"Titania sebenarnya bagaimana aslinya bang?" tanya abani dengan pandangan ingin tau yang sangat besar.
"Nia yang sebenarnya? Yang kau tau bagaimana?" Derta menaikkan sebelah alisnya seolah menantang abani dalam mengenal adiknya itu.
"Dia cuek, dengan wajah datarnya, dengan segala kata pedasnya serta tatapan tajamnya." mendengar hal itu Derta hampir saja melongo bahkan membuka mulutnya lebar hingga lupa menutupnya akan penuturan laki-laki didepannya. Adiknya sebeda itu dengan dirumah?
"Kau pertama kali mengenalnya dimana?"
Abani tersenyum akan pertanyaan itu, sebenarnya dia sudah sedikit lupa tapi samar-samar masih tersimpan rapi dalam ingatannya.
"Aku pertama kali melihatnya saat ada kemah kampus diluar, berada dalam satu tim yang sama tapi hanya sebatas itu. Dan pertemuan lainnya hanya sebatas berlalu tanpa sapa ataukah saling berbincang. Apalagi sebagian anak kampus tau Titania sangat tidak suka ada orang yang sok dekat dengannya atau bahkan pura-pura akrab. Bahkan sekarang aku lupa apakah kami pernah berbincang atau tidak."
Derta mengerutkan keningnya semakin bingung akan sikap adiknya yang langka itu. Wajah datar katanya? Dirumah Titania selalu tersenyum bahkan manja padanya. Judes? Perkataan macam apa itu?

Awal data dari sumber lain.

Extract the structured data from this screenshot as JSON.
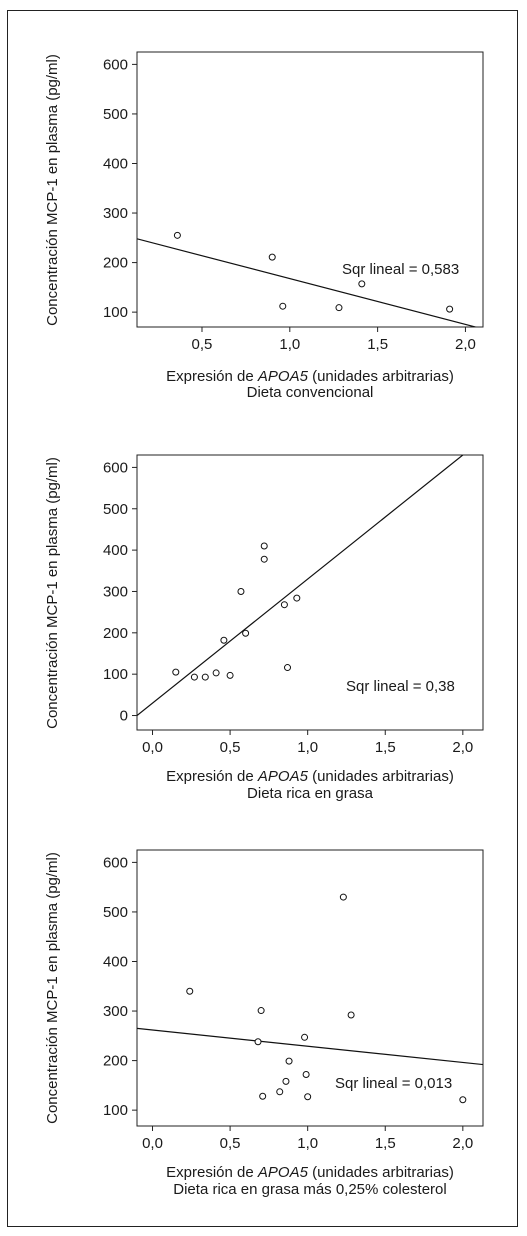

"Lalu, bagaimana kau bisa menyukainya?" percayalah,saat ini Derta merasa sedang melakukan interview pada seseorang dalam melamar pekerjaan tetapi lebih baik bertanya sekarang selagi adiknya sedang terbaring lemah daripada nantinya malah dihalangi terus oleh Titania.
"Aku kagum dengan tulisan Titania, bang!"
"Tulisan?" sejak kapan Nia suka menulis?
"Ya, tulisan. Dia mempunyai blog pribadi tentang segala karyanya. Dan juga dia selalu menempelkan kata singkat dalam bentuk kertas origami di mading kampus. Aku selalu mengambil kertas itu begitu kagum dengan segala uniknya kata yang dia gunakan. Cinta tidak akan meminta izin untuk datang pada seseorang maka tanpa kusadari aku mencintai penulisnya tanpa tau siapa penulis kertas itu." memperbaiki letak kacamatanya, abani berusaha mengurangi kegugupannya didepan abang perempuan yang dia sukai.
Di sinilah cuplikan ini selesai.